Portogallo  Ha una popolazione di 10,8 milioni di abitanti, un PNL di 171 miliardi di euro e il 108%  di rapporto tra debito e PIL Ha preso a prestito  78 miliardi.

Irlanda . Ha una popolazione di 4,7 milioni di abitanti Un PNL di 156 miliardi di euro un rapporto debito PIL del 108% Ha preso un prestito di 67,5 miliardi ( nov 2010)

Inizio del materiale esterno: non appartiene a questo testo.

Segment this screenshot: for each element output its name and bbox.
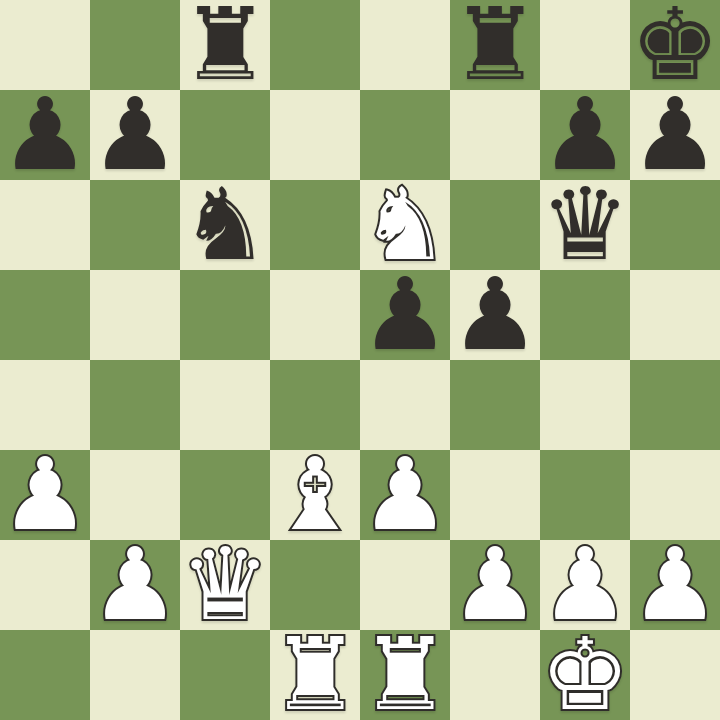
square-h2[interactable]: ♟ xyxy=(630,540,720,630)
square-a5[interactable] xyxy=(0,270,90,360)
square-e8[interactable] xyxy=(360,0,450,90)
square-f8[interactable]: ♜ xyxy=(450,0,540,90)
white-king[interactable]: ♚ xyxy=(540,630,630,720)
square-c4[interactable] xyxy=(180,360,270,450)
black-queen[interactable]: ♛ xyxy=(540,180,630,270)
square-g4[interactable] xyxy=(540,360,630,450)
square-g1[interactable]: ♚ xyxy=(540,630,630,720)
black-pawn[interactable]: ♟ xyxy=(0,90,90,180)
square-d8[interactable] xyxy=(270,0,360,90)
black-pawn[interactable]: ♟ xyxy=(630,90,720,180)
square-b4[interactable] xyxy=(90,360,180,450)
white-queen[interactable]: ♛ xyxy=(180,540,270,630)
white-pawn[interactable]: ♟ xyxy=(630,540,720,630)
square-g5[interactable] xyxy=(540,270,630,360)
square-f7[interactable] xyxy=(450,90,540,180)
square-c1[interactable] xyxy=(180,630,270,720)
square-d3[interactable]: ♝ xyxy=(270,450,360,540)
square-d5[interactable] xyxy=(270,270,360,360)
square-h5[interactable] xyxy=(630,270,720,360)
square-f4[interactable] xyxy=(450,360,540,450)
square-c6[interactable]: ♞ xyxy=(180,180,270,270)
white-rook[interactable]: ♜ xyxy=(360,630,450,720)
white-pawn[interactable]: ♟ xyxy=(90,540,180,630)
chess-board: ♜♜♚♟♟♟♟♞♞♛♟♟♟♝♟♟♛♟♟♟♜♜♚ xyxy=(0,0,720,720)
square-c5[interactable] xyxy=(180,270,270,360)
square-b5[interactable] xyxy=(90,270,180,360)
black-pawn[interactable]: ♟ xyxy=(360,270,450,360)
square-b7[interactable]: ♟ xyxy=(90,90,180,180)
black-pawn[interactable]: ♟ xyxy=(450,270,540,360)
square-a7[interactable]: ♟ xyxy=(0,90,90,180)
square-d6[interactable] xyxy=(270,180,360,270)
square-b2[interactable]: ♟ xyxy=(90,540,180,630)
black-knight[interactable]: ♞ xyxy=(180,180,270,270)
white-bishop[interactable]: ♝ xyxy=(270,450,360,540)
square-f1[interactable] xyxy=(450,630,540,720)
square-h4[interactable] xyxy=(630,360,720,450)
white-pawn[interactable]: ♟ xyxy=(0,450,90,540)
square-f2[interactable]: ♟ xyxy=(450,540,540,630)
square-h1[interactable] xyxy=(630,630,720,720)
square-g6[interactable]: ♛ xyxy=(540,180,630,270)
square-a1[interactable] xyxy=(0,630,90,720)
black-pawn[interactable]: ♟ xyxy=(90,90,180,180)
square-a2[interactable] xyxy=(0,540,90,630)
square-b6[interactable] xyxy=(90,180,180,270)
square-a6[interactable] xyxy=(0,180,90,270)
square-e5[interactable]: ♟ xyxy=(360,270,450,360)
square-f5[interactable]: ♟ xyxy=(450,270,540,360)
white-rook[interactable]: ♜ xyxy=(270,630,360,720)
square-h7[interactable]: ♟ xyxy=(630,90,720,180)
square-a3[interactable]: ♟ xyxy=(0,450,90,540)
black-rook[interactable]: ♜ xyxy=(450,0,540,90)
square-c8[interactable]: ♜ xyxy=(180,0,270,90)
white-pawn[interactable]: ♟ xyxy=(450,540,540,630)
square-e1[interactable]: ♜ xyxy=(360,630,450,720)
square-b1[interactable] xyxy=(90,630,180,720)
square-d7[interactable] xyxy=(270,90,360,180)
square-h6[interactable] xyxy=(630,180,720,270)
square-c2[interactable]: ♛ xyxy=(180,540,270,630)
square-d1[interactable]: ♜ xyxy=(270,630,360,720)
black-rook[interactable]: ♜ xyxy=(180,0,270,90)
white-pawn[interactable]: ♟ xyxy=(360,450,450,540)
square-e3[interactable]: ♟ xyxy=(360,450,450,540)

Grecia. Ha  10,8 milioni di abitanti Un PNL di 215 miliardi e un rapporto debito Pil del 165% Ha scaricato 105 miliardi da privati , 110 Mld a maggio 2010 e 130 a maggio 2012

Spagna . Ha 47 milioni di abitanti un PNL di 1,1 trilione  un rapporto debito PIL  al   68% La U.E. ha messo a disposizione 100 miliardi, ma la Spagna dice che ne vuole solo 46.

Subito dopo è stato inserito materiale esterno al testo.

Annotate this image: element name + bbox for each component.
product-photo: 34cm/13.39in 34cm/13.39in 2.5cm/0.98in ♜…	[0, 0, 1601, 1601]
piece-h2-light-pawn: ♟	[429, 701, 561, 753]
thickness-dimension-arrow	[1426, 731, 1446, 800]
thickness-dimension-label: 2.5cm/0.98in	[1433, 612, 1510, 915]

Questi sono i paesi PIGS ( e l’Italia non c’entra).

Cipro, altro paese piccolo , è in dirittura d’arrivo e vorrebbe 1,1 miliardo di euro  per la Banca Popolare di Cipro esposta con la Grecia ( è quindi una sorta  ausilio alla madrepatria).

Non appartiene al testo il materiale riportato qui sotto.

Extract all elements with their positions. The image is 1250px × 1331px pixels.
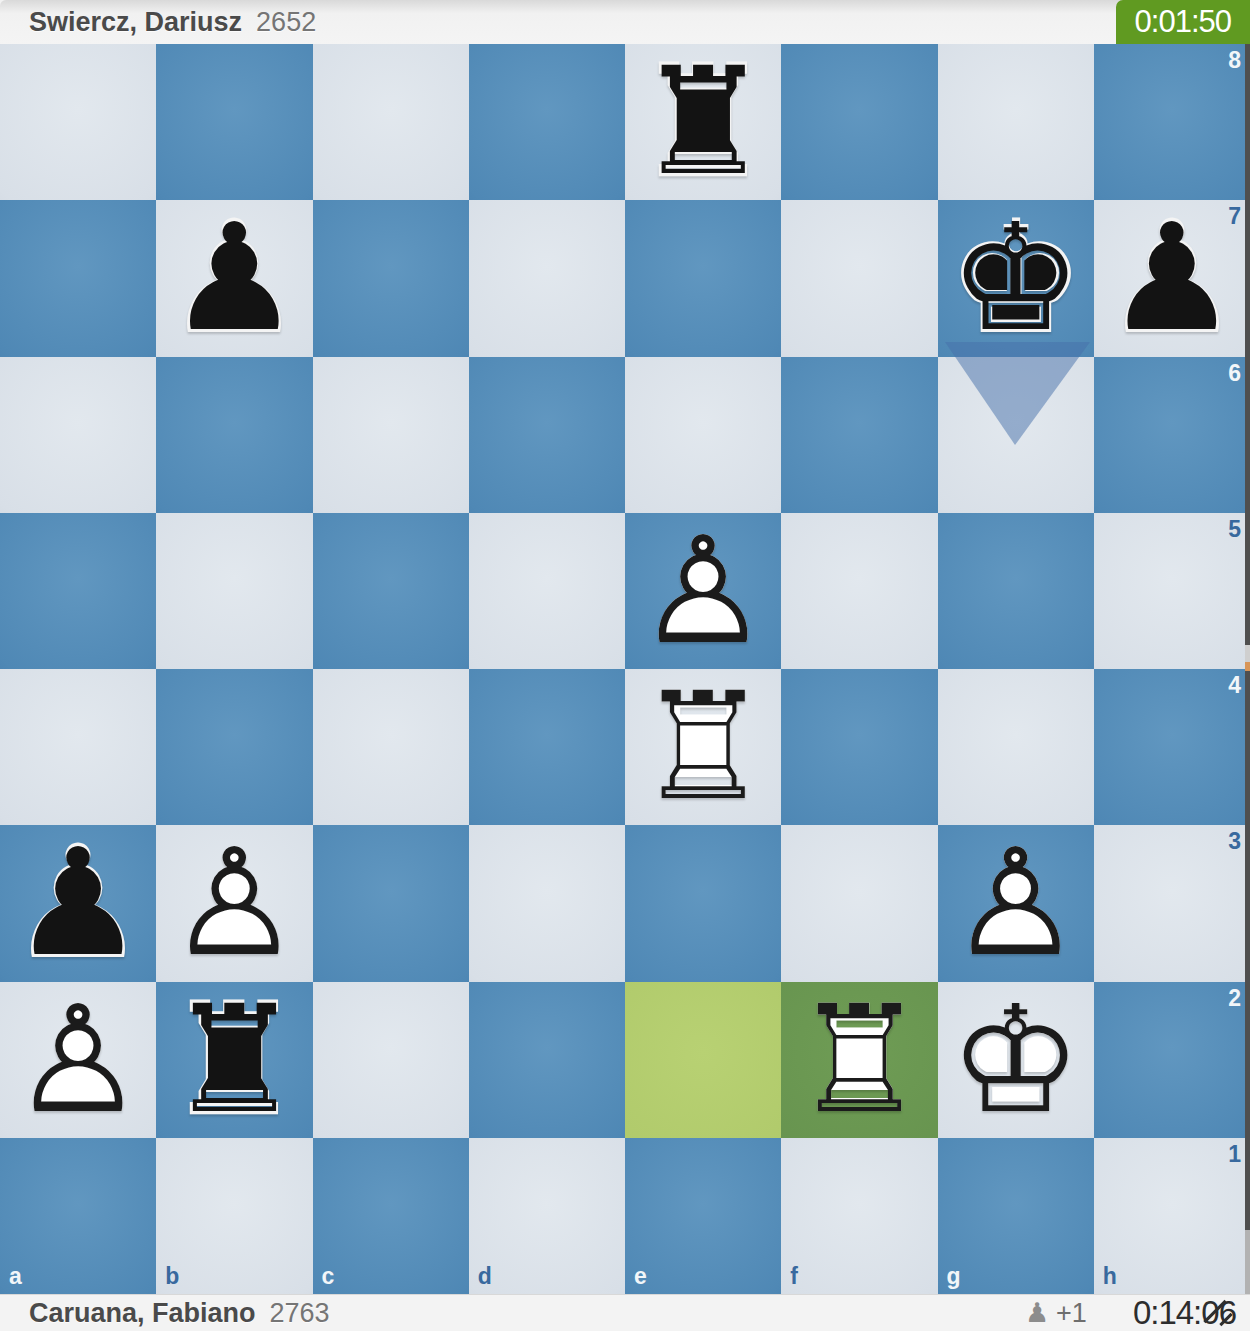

Bene ha fatto  Mario Monti, nella conferenza stampa abbinata a Schauble a dichiarare “l’Italia NON è un paese fragile.” parlava agli speculatori dei “mercati”: l’Italia è quasi in tutto  – tranne la superfice territoriale – il doppio della Spagna, può ( può?) contare sulla solidarietà dei partner Spagnolo , Francese ( gli dobbiamo 300 miliardi) e tedesco, oltre a partner minori; un patrimonio immobiliare immenso ( il Quirinale costa quattro volte Buckingham Palace, perché è grande quattro volte Bukingham Palace, diciamolo finalmente!) e dispone della quarta riserva aurea del mondo.  Siamo un osso duro da rodere e speriamo che questa volta tutti si sia compatti e solidali.

Questo Monti non ha fantasia, ha un entourage degno di ” Scherzi a Parte”, ma comincia a piacermi. Questa battaglia del solstizio potrebbe vincerla.( se non viene pugnalato alle spalle).